Dans ce mouvement d’ensemble réconfortant, la société tunisienne n’est pas en reste. Passé le choc des premiers jours, elle commença à bouger et à s’organiser. Les spécialistes des questions sanitaires et médicales, de plus en plus suivis et écoutés, sont propulsés sur la scène médiatique. Une nouvelle catégorie d’activistes qui compte des compétences d'horizons divers: chercheurs, analystes, ingénieurs, philosophes… des « outsiders » du système, fait son apparition. L’engagement des ingénieurs et des élèves-ingénieurs dans la conception et la production de matériel médical de première nécessité à Monastir, Sousse, Gabes, Gafsa, Sidi-Bouzid…en est témoin. En est témoin aussi l’engagement du corps enseignant dans la production et la diffusion de cours scolaires en ligne en vue de sauver l’année scolaire. Des groupes d’entraide et de soutien à l'effort de l'Etat se sont librement organisés grâce aux réseaux sociaux et sont de plus en plus actifs tels « Bénévoles contre le corona » ou « Cuisine des pauvres » ... Les voix discordantes sont tout simplement ignorées par les tunisiens, leurs manigances n’ayant plus ou presque plus d’adeptes… C'est une société qui renaît dans la douleur et qui retrouve des repères et des valeurs longtemps ignorés.
V
Cependant, cette stratégie souffre encore de quelques faiblesses notoires, c’est pour cette raison que nous la considérons comme incomplète.

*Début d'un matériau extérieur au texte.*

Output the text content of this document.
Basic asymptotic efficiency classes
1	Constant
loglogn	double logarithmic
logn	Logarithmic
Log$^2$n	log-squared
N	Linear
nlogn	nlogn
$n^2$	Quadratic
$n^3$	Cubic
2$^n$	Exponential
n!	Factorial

L’effort national dans la lutte contre cette épidémie exige un très haut niveau de coordination entre tous les acteurs et autres intervenants et un partage clair des taches et des domaines d’intervention afin d’éviter tout risque de dysfonctionnement ou de conflit d’autorité. Cela nécessite l’élaboration d’un Plan Directeur de gestion de la crise. Agir en dispersion risque d’être contre-productif.
Le problème du ravitaillement de la population des grandes villes, des hameaux et villages et ceux de la campagne en produits de première nécessité persiste et mérite un traitement d’urgence. Dans le cas contraire, il risque d’occasionner une instabilité qui nuirait autant à la lutte contre la propagation du virus qu’à la sécurité du pays.
La situation des citoyens à faible revenu ou totalement sans revenu devrait être aussi traitée d’urgence. Obligés au confinement total, ils risquent de se trouver incessamment dans le besoin. La mort du citoyen, feu Kamel Gadouari originaire de Fériana (Gouvernorat de Kasserine) diplômé chômeur et père de deux enfants, survenue alors qu’il attendait depuis de longues heures son tour pour acquérir un sac de semoule en est une illustration on ne peut plus douloureuse (5).
La hausse des prix des denrées alimentaires de première nécessité occasionnée par les pratiques monopolistiques ou par des circuits d’approvisionnement défectueux devrait être jugulée au plus tôt.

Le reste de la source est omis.